I’m Satoshi Nakamoto! No, I’m Satoshi Nakamoto!

The price of Bitcoin was getting a little wonky again, which meant that the media must be covering some story about it. This time around the media has learned the real identify of Satoshi Nakamoto!

Australian entrepreneur Craig Wright has publicly identified himself as Bitcoin creator Satoshi Nakamoto.

His admission follows years of speculation about who came up with the original ideas underlying the digital cash system.

Mr Wright has provided technical proof to back up his claim using coins known to be owned by Bitcoin’s creator.

Prominent members of the Bitcoin community and its core development team say they have confirmed his claims.

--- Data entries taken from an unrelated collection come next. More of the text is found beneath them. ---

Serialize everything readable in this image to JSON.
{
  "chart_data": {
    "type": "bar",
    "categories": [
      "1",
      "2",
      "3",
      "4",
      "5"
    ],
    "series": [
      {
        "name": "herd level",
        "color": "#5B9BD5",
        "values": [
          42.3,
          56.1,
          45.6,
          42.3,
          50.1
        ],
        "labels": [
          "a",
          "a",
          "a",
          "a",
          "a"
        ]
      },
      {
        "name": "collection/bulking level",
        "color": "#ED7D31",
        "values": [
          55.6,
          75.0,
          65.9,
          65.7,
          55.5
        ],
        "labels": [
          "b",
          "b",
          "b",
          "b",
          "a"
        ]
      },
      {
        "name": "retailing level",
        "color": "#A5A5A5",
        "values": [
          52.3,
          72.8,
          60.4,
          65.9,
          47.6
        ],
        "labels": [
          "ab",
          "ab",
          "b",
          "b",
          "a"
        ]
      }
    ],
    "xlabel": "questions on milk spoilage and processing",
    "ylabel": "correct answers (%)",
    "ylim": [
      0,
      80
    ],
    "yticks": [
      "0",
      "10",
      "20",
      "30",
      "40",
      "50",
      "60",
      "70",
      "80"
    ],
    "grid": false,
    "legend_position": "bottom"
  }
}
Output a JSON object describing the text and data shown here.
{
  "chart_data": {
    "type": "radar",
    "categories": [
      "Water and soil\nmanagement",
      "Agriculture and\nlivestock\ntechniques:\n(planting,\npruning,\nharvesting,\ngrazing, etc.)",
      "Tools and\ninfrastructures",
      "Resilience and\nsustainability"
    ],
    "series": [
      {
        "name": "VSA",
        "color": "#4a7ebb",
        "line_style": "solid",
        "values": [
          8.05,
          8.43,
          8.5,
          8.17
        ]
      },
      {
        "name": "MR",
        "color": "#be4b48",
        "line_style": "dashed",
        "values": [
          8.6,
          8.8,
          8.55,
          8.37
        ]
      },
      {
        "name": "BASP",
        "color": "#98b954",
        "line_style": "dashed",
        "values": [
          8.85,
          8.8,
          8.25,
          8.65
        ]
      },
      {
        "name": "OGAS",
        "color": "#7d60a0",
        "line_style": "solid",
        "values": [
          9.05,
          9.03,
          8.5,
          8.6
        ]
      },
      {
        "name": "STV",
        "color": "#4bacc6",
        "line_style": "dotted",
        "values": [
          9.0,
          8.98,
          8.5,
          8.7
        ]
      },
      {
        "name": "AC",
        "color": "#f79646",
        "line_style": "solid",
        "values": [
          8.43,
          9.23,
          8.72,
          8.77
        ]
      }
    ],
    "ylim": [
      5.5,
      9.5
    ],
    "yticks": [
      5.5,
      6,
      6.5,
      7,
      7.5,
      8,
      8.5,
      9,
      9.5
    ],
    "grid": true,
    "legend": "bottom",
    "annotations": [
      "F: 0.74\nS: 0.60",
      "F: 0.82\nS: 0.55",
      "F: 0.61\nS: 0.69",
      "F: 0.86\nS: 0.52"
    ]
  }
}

Mystery sovled, everybody go home! What’s that? Wright provided a technical proof? It’s based on a cryptographic signature? In that case I’m sure the experts are looking into his claim:

SUMMARY:

  1. Yes, this is a scam. Not maybe. Not possibly.
  2. Wright is pretending he has Satoshi’s signature on Sartre’s writing. That would mean he has the private key, and is likely to be Satoshi. What he actually has is Satoshi’s signature on parts of the public Blockchain, which of course means he doesn’t need the private key and he doesn’t need to be Satoshi. He just needs to make you think Satoshi signed something else besides the Blockchain — like Sartre. He doesn’t publish Sartre. He publishes 14% of one document. He then shows you a hash that’s supposed to summarize the entire document. This is a lie. It’s a hash extracted from the Blockchain itself. Ryan Castellucci (my engineer at White Ops and master of Bitcoin Fu) put an extractor here. Of course the Blockchain is totally public and of course has signatures from Satoshi, so Wright being able to lift a signature from here isn’t surprising at all.
  3. He probably would have gotten away with it if the signature itself wasn’t googlable by Redditors.
  4. I think Gavin et al are victims of another scam, and Wright’s done classic misdirection by generating different scams for different audiences.

Some congratulations should go to Wright — who will almost certainly claim this was a clever attempt to troll people so he doesn’t feel luck a schmuck for being too stupid to properly pull off a scam — for trolling so many people. Not only did the media get suckered but even members of the Bitcoin community fell for his scam hook, line, and sinker.